Deteriorating security in Iraq has made it much more difficult to provide the news coverage Americans need to understand the war and reconstruction efforts, journalists said on Friday.
As the military death toll rises, the media also is under pressure from critics in the US to cover the "good news" of the US-led reconstruction efforts, the journalists noted as part of a panel at the Associated Press Managing Editors conference. But the projects being rebuilt with US funds, often are inaccessible to reporters in Iraq, they said.
Tony Castaneda, now working in Baghdad for the AP, said he's also troubled by the media's inability to cover Sunni-dominated areas where the insurgency is brewing.
"It's nearly impossible for us to get in there and I would argue that nobody has a real understanding of where the Sunni Arab population is right now" politically, he said.

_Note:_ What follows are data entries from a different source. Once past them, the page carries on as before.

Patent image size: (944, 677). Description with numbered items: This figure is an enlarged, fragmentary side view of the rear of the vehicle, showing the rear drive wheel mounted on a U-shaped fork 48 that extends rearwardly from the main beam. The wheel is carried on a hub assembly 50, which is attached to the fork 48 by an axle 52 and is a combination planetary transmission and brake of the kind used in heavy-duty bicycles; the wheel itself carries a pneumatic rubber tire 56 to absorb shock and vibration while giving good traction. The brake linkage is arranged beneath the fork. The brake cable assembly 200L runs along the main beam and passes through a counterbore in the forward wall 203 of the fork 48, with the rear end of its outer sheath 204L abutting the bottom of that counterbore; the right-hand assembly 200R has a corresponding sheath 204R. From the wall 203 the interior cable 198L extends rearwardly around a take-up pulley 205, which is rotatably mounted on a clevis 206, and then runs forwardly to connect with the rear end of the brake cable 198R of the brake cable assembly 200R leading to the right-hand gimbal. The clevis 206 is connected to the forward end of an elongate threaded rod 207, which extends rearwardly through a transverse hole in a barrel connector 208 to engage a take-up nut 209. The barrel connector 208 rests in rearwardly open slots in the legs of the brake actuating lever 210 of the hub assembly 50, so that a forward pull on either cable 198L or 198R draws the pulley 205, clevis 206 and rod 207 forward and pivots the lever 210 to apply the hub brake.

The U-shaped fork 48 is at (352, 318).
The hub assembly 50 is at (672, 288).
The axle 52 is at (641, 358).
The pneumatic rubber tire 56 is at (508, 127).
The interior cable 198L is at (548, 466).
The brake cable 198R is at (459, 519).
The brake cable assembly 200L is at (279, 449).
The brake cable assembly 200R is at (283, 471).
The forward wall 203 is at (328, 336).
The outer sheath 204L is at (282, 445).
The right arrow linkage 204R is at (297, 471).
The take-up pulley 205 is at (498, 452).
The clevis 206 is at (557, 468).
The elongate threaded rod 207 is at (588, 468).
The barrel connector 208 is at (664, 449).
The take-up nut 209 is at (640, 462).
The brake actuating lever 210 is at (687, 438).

That thought was seconded by other panelists -- investigative reporters Seymour Hersh, whose book Chain of Command details the Abu Ghraib scandal, and Kevin Begos, who has reported on US reconstruction efforts for North Carolina's Winston-Salem Journal.
Both said the media has done a poor job of explaining what's going on in Iraq -- and both blamed Bush administration secrecy, along with the lack of security for journalists in Iraq, where at least 57 reporters and 22 support staffers have been killed since March 2003, according to the Committee to Protect Journalists.

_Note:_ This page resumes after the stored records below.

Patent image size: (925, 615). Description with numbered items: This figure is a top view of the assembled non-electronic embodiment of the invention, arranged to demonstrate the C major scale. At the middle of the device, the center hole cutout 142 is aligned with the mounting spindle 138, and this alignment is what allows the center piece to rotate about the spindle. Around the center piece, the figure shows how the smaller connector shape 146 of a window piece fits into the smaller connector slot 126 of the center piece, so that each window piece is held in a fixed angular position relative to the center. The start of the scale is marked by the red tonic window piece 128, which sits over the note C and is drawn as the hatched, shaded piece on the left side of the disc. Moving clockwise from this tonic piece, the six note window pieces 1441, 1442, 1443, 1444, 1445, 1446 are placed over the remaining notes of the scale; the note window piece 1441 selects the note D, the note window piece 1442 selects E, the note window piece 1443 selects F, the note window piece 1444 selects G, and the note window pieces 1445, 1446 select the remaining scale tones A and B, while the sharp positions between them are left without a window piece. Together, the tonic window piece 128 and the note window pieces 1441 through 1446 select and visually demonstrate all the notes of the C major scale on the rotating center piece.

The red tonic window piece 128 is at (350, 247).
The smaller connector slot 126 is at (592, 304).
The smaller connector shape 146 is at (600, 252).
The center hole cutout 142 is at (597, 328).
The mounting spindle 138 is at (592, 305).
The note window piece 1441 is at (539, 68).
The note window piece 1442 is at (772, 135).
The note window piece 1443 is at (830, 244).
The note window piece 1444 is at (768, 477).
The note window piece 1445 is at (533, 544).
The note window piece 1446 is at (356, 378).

"The thing we've done the poorest job on is really giving the Iraqi perspective of what's happened over the last two years. People who once welcomed us are much more suspicious now," Begos said.
"In past conflicts, reporters could for the most part move around," he said. "It's a whole different set of realities in Iraq that make it so much harder for journalists. There's such a mix of emotions and things happening and we're not getting the full feed of that. It must be confusing for readers."

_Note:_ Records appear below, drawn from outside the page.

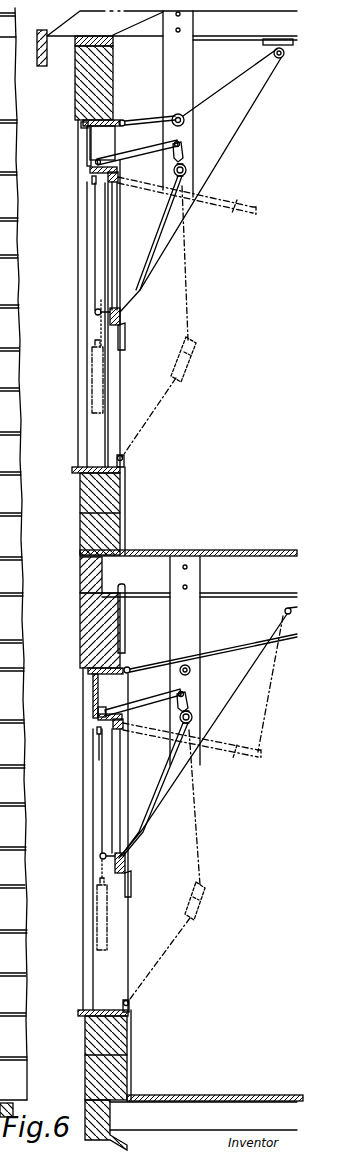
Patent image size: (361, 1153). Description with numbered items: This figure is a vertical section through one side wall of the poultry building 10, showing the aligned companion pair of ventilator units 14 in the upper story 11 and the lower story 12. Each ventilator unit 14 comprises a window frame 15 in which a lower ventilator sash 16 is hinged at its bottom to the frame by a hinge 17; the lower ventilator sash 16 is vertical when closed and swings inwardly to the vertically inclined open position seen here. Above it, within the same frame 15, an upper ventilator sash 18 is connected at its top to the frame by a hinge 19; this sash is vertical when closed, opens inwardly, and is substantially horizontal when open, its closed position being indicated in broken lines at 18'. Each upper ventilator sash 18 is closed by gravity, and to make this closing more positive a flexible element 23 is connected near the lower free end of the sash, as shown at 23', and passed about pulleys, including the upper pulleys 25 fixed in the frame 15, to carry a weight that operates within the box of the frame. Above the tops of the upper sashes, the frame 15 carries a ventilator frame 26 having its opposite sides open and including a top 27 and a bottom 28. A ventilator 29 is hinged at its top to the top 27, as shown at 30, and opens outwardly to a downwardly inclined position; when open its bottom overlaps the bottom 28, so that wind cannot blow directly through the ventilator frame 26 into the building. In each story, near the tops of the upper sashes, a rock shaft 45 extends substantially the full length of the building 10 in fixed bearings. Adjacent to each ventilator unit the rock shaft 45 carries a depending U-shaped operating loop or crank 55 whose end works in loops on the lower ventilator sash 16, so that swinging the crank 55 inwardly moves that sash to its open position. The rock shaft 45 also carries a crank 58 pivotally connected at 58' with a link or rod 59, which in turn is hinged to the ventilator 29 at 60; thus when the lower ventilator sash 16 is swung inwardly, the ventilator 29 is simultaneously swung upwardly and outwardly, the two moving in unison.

The poultry building 10 is at (36, 514).
The upper story 11 is at (0, 313).
The lower story 12 is at (0, 635).
The ventilator unit 14 is at (76, 264).
The window frame 15 is at (92, 440).
The lower ventilator sash 16 is at (123, 457).
The hinge 17 is at (124, 464).
The upper ventilator sash 18 is at (175, 536).
The arm in alternate position 18' is at (192, 750).
The hinge 19 is at (120, 174).
The flexible element 23 is at (74, 869).
The connection of flexible element 23' is at (80, 869).
The upper pulley 25 is at (97, 732).
The ventilator frame 26 is at (98, 143).
The top 27 is at (82, 122).
The bottom 28 is at (93, 178).
The ventilator 29 is at (90, 157).
The hinge connection of ventilator 30 is at (81, 125).
The rock shaft 45 is at (186, 166).
The operating loop or crank 55 is at (163, 231).
The crank 58 is at (200, 410).
The pivotal connection 58' is at (203, 387).
The link or rod 59 is at (137, 150).
The hinge connection of link 60 is at (100, 712).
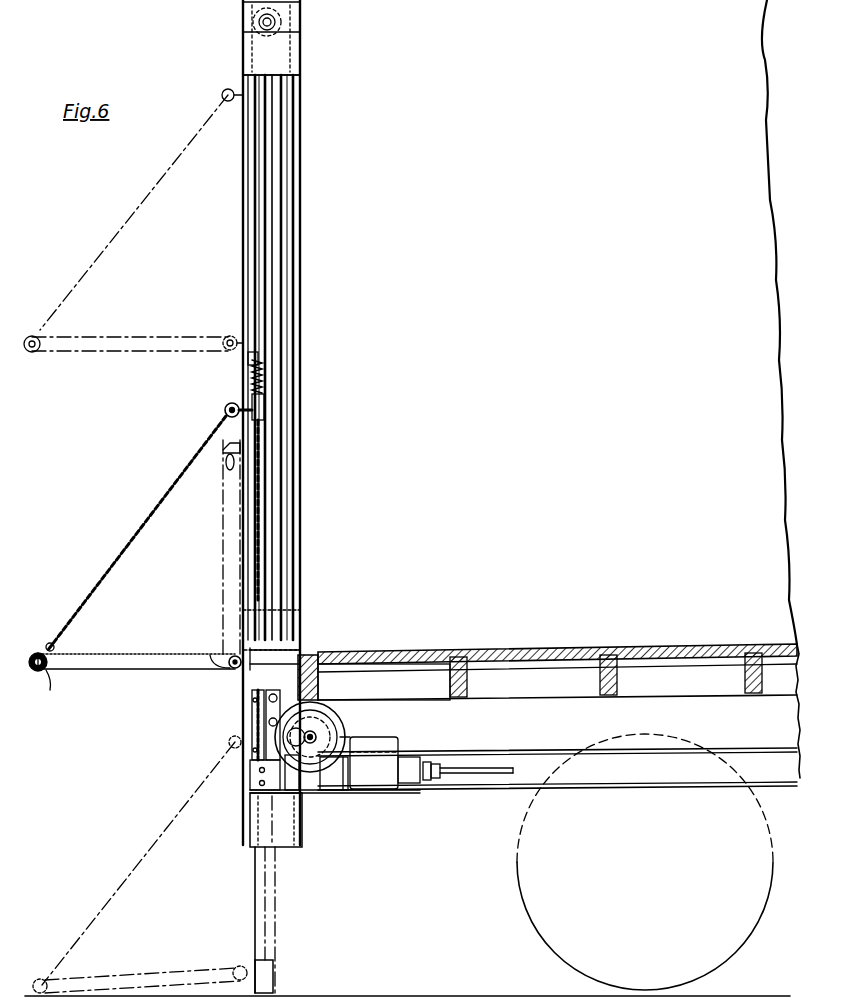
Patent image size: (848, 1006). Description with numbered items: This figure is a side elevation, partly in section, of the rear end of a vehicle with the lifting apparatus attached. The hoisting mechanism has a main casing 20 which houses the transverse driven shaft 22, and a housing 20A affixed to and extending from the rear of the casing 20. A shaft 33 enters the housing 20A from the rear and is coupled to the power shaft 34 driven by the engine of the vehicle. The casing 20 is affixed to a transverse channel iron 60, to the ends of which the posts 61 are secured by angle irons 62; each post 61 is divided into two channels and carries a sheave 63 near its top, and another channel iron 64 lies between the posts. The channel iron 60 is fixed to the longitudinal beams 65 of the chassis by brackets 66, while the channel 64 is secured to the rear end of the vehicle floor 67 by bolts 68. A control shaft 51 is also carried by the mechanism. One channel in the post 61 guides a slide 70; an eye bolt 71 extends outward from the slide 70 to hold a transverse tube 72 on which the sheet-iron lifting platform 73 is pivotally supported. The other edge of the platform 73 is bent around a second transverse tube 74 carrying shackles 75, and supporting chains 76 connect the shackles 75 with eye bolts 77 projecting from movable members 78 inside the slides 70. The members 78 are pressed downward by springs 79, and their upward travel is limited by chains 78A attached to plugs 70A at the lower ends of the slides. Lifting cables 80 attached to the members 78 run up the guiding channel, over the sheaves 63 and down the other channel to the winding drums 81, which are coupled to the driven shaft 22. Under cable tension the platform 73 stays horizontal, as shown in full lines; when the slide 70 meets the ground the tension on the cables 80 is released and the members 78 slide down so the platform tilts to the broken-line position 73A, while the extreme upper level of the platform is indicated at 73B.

The main casing 20 is at (335, 717).
The housing 20A is at (400, 742).
The transverse driven shaft 22 is at (318, 737).
The shaft 33 is at (416, 782).
The power shaft 34 is at (470, 776).
The control shaft 51 is at (384, 682).
The transverse channel iron 60 is at (252, 708).
The post 61 is at (300, 257).
The angle iron 62 is at (252, 728).
The sheave 63 is at (243, 27).
The channel iron 64 is at (285, 650).
The longitudinal beam 65 is at (533, 755).
The bracket 66 is at (252, 776).
The floor 67 is at (430, 650).
The bolt 68 is at (310, 655).
The slide 70 is at (266, 356).
The plug 70A is at (270, 972).
The eye bolt 71 is at (240, 669).
The transverse tube 72 is at (211, 658).
The lifting platform 73 is at (116, 653).
The tilted platform position 73A is at (145, 974).
The extreme upper platform level 73B is at (120, 336).
The transverse tube 74 is at (50, 691).
The shackle 75 is at (40, 652).
The supporting chain 76 is at (135, 525).
The eye bolt 77 is at (232, 404).
The movable member 78 is at (268, 405).
The chain 78A is at (270, 508).
The spring 79 is at (236, 338).
The lifting cable 80 is at (300, 207).
The winding drum 81 is at (345, 705).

Hersh described a "perfect trifecta" of problems as the conflict unfolds -- an Iran-friendly Shiite regime in the south that is hostile to Sunni-led Arab governments in nearby countries, an independence-minded Kurd region in the north that may go to war with Turkey, and a war of attrition in central Iraq.
"The exit plan is really simple, folks -- you're going to see fewer troops and more bombs," Hersh said. "We don't control anything outside the Green Zone," the fortified district of Baghdad where most non-Iraqis stay.
Hersh also predicted that the new Iraqi constitution practically guarantees civil war.
"The religions and ethnic divisions there are not only deep and complicated, we don't know much about them," he said.